Traditional machine learning approaches to measure readability have exclusively relied on such linguistic features. However, using these features alone does not work well for online content because such content often contains abbreviations, emojis, broken text, and short passages, which detrimentally impact the performance of readability models.
To address this, Google investigated whether aggregate data about the reading interactions of a group can be used to predict how difficult a text is, as well as how reading interactions may differ based on a readers’ understanding. When reading on a device, readers typically interact with the text by scrolling in a vertical fashion, which was hypothesized can be used as a coarse proxy for reading comprehension. They recorded the reading interactions by measuring different features of the participants’ scrolling behaviour, such as the speed, acceleration, and the number of times areas of text were revisited. This information was then used to produce a set of features for a readability classifier.
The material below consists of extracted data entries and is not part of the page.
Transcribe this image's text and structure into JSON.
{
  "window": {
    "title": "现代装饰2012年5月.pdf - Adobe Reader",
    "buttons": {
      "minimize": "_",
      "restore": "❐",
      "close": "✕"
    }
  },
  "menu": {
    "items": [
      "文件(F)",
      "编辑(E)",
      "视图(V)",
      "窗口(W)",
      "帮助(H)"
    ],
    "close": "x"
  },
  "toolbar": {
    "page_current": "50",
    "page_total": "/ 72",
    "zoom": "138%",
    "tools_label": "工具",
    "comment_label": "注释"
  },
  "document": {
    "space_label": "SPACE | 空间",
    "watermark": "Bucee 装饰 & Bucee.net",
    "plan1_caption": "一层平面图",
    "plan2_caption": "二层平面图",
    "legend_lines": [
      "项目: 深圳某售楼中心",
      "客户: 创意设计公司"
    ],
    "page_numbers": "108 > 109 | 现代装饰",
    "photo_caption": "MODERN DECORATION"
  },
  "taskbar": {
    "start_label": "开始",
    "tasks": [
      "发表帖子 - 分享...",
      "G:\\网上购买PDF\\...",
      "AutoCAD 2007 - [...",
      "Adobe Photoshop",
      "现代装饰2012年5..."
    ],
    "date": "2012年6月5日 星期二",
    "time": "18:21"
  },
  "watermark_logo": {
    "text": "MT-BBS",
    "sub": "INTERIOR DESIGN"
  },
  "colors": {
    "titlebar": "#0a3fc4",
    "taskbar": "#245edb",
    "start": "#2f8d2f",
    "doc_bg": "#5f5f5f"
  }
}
The research team tested the significance using linear mixed effect models. Using linear mixed-effect models gives us higher confidence that the differences in interactions we are observing are because of the text difficulty and not other random effects.
The results showed that multiple reading behaviours differed significantly based on the text level, for example, the average, maximum and minimum acceleration of scrolling. It was found that the most significant features were the total read time and the maximum reading speeds.
These features were then used as inputs to a machine learning algorithm. The team designed and trained a support vector machine (i.e., a binary classifier) to predict whether a text is either advanced or elementary based only on scrolling behaviours as individuals interacted with it. The dataset on which the model was trained contains 60 articles, each of which were read by an average of 17 participants. From these interactions, we produced aggregate features by taking the mean of the significant measures across participants.
The accuracy of the approach was measured using a metric called f-score, which measures how accurate the model is at classifying a text as either “easy” or “difficult” (where 1.0 reflects perfect classification accuracy). We are able to achieve an f-score of 0.77 on this task, using interaction features alone. This is the first work to show that it is possible to predict the readability of a text using only interaction features. It was also found that the addition of interaction features improves the f-score of this model from 0.84 to 0.88. In addition, the team were able to significantly outperform this system by using interaction information with simple vocabulary features, such as the number of words in the text, achieving an impressive f-score of 0.96.
Such an understanding is crucial when designing educational applications for low-proficiency readers and language learners because it can be used to match learners with appropriately levelled texts as well as to support readers in understanding texts beyond their reading level.
Through this, the research team confirms that there are statistically significant differences in the way that readers interact with advanced and elementary texts and that the comprehension scores of individuals correlate with specific measures of scrolling interaction.